Savings

How it works:
You create a savings goal — "Emergency fund," "Summer trip," "New laptop," whatever matters to you — and set a target amount. Then, every time you add money toward that goal, the progress bar fills up.
That's the whole thing. And that simplicity is exactly the point.
There's no complex investment logic, no automated transfers you didn't ask for, no confusing financial jargon. Savings is a clear, visual commitment between you and a goal you set for yourself. You decide when to add money and how much. The widget just makes sure you can see how far you've come — and how far you have left to go.
You can run multiple savings goals at once. An emergency fund building slowly in the background while you aggressively save for a vacation.

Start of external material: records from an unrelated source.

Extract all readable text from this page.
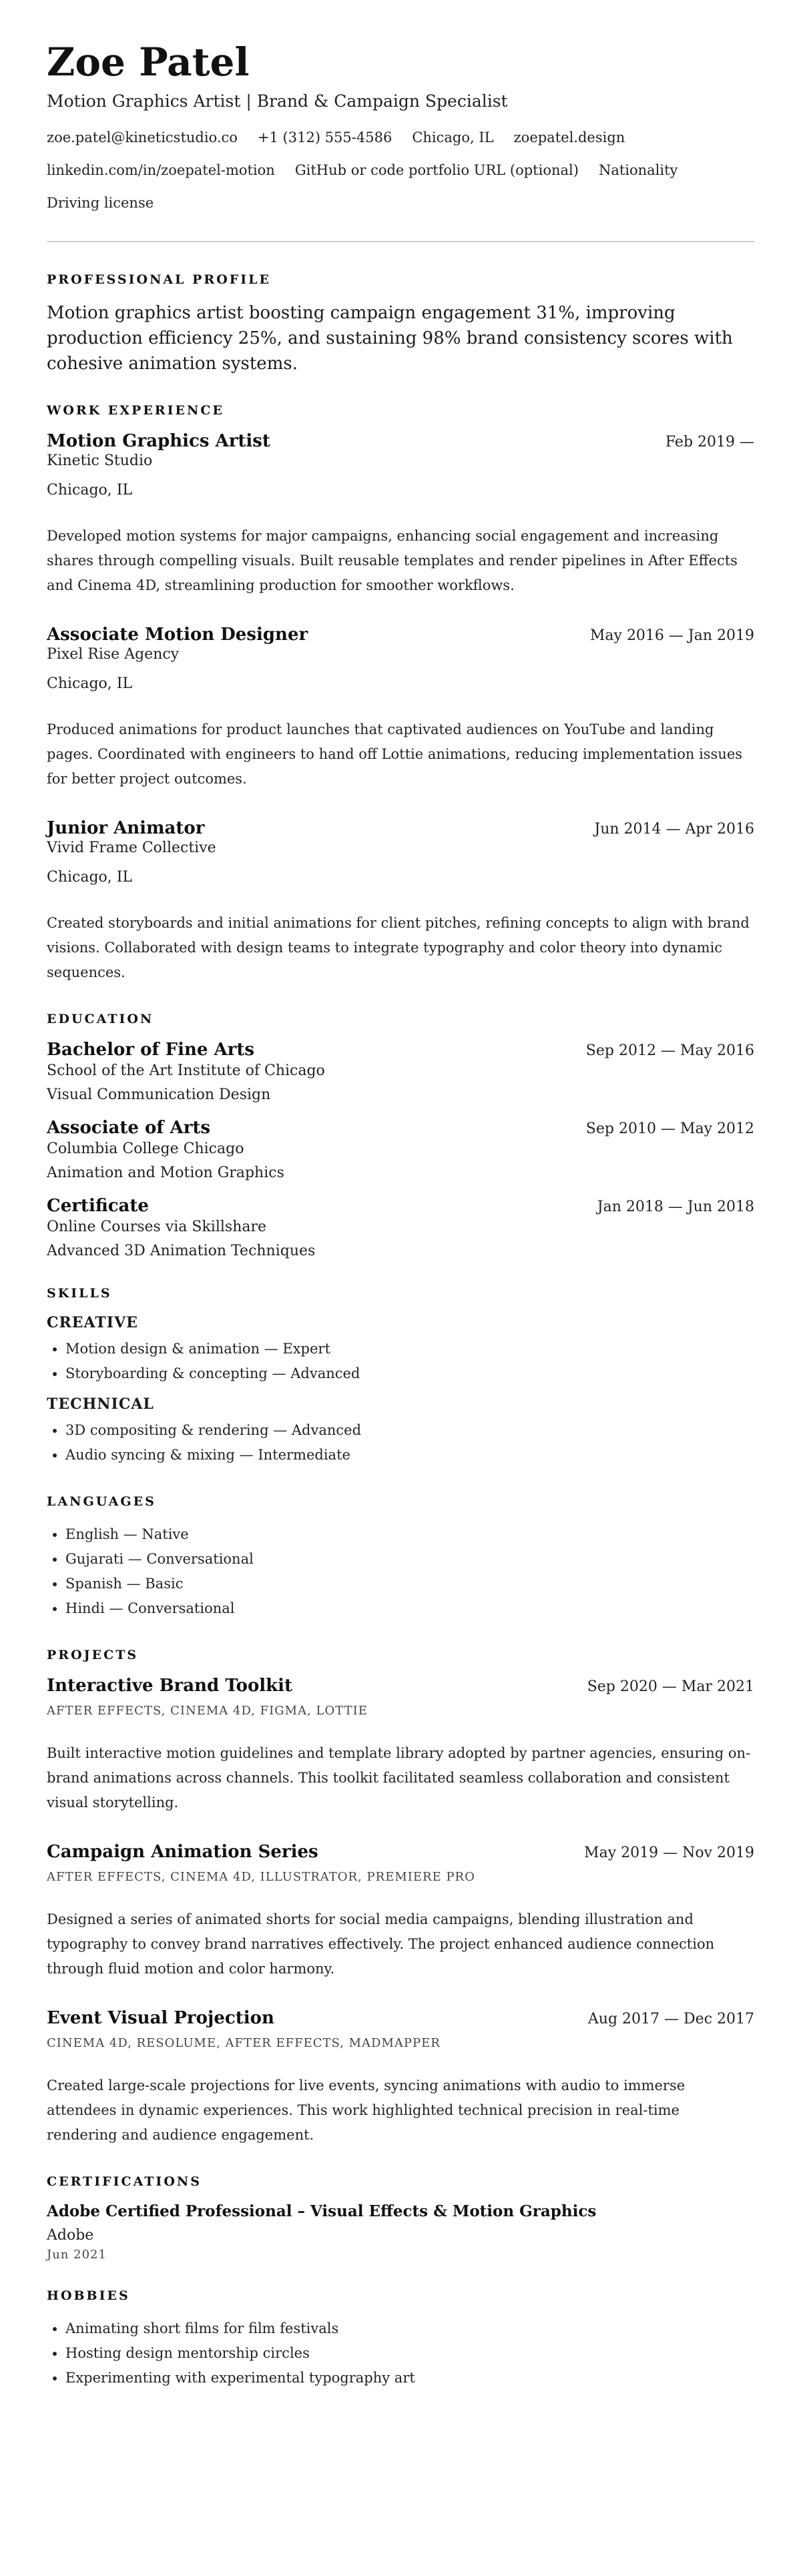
Zoe Patel
Motion Graphics Artist | Brand & Campaign Specialist
zoe.patel@kineticstudio.co +1 (312) 555-4586 Chicago, IL zoepatel.design
linkedin.com/in/zoepatel-motion GitHub or code portfolio URL (optional) Nationality
Driving license
PROFESSIONAL PROFILE

Motion graphics artist boosting campaign engagement 31%, improving production efficiency 25%, and sustaining 98% brand consistency scores with cohesive animation systems.

WORK EXPERIENCE
Motion Graphics Artist	Feb 2019 —
Kinetic Studio
Chicago, IL

Developed motion systems for major campaigns, enhancing social engagement and increasing shares through compelling visuals. Built reusable templates and render pipelines in After Effects and Cinema 4D, streamlining production for smoother workflows.

Associate Motion Designer	May 2016 — Jan 2019
Pixel Rise Agency
Chicago, IL

Produced animations for product launches that captivated audiences on YouTube and landing pages. Coordinated with engineers to hand off Lottie animations, reducing implementation issues for better project outcomes.

Junior Animator	Jun 2014 — Apr 2016
Vivid Frame Collective
Chicago, IL

Created storyboards and initial animations for client pitches, refining concepts to align with brand visions. Collaborated with design teams to integrate typography and color theory into dynamic sequences.

EDUCATION
Bachelor of Fine Arts	Sep 2012 — May 2016
School of the Art Institute of Chicago
Visual Communication Design
Associate of Arts	Sep 2010 — May 2012
Columbia College Chicago
Animation and Motion Graphics
Certificate	Jan 2018 — Jun 2018
Online Courses via Skillshare
Advanced 3D Animation Techniques
SKILLS
CREATIVE
• Motion design & animation — Expert
• Storyboarding & concepting — Advanced
TECHNICAL
• 3D compositing & rendering — Advanced
• Audio syncing & mixing — Intermediate
LANGUAGES
• English — Native
• Gujarati — Conversational
• Spanish — Basic
• Hindi — Conversational
PROJECTS
Interactive Brand Toolkit	Sep 2020 — Mar 2021
AFTER EFFECTS, CINEMA 4D, FIGMA, LOTTIE

Built interactive motion guidelines and template library adopted by partner agencies, ensuring on-brand animations across channels. This toolkit facilitated seamless collaboration and consistent visual storytelling.

Campaign Animation Series	May 2019 — Nov 2019
AFTER EFFECTS, CINEMA 4D, ILLUSTRATOR, PREMIERE PRO

Designed a series of animated shorts for social media campaigns, blending illustration and typography to convey brand narratives effectively. The project enhanced audience connection through fluid motion and color harmony.

Event Visual Projection	Aug 2017 — Dec 2017
CINEMA 4D, RESOLUME, AFTER EFFECTS, MADMAPPER

Created large-scale projections for live events, syncing animations with audio to immerse attendees in dynamic experiences. This work highlighted technical precision in real-time rendering and audience engagement.

CERTIFICATIONS
Adobe Certified Professional – Visual Effects & Motion Graphics
Adobe
Jun 2021
HOBBIES
• Animating short films for film festivals
• Hosting design mentorship circles
• Experimenting with experimental typography art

A long-term goal sitting next to a short-term one. Each with its own progress bar, its own target, its own satisfying little moment when you add to it and watch the bar move.
Why people love it:
Because saving money is psychologically hard when the progress is invisible. A bank balance is just a number — it doesn't tell you "you're 63% of the way to your emergency fund." The Savings widget does. And that visibility is what turns saving from a chore into something that actually feels rewarding.
There's a reason every fitness app has a progress bar. It works. Same principle, different currency.
Perfect for:
People who want to save but struggle without a visual goal to work toward. Anyone building an emergency fund, saving for a trip, or putting money aside for a specific purchase. People who are motivated by seeing progress rather than just watching a bank balance fluctuate.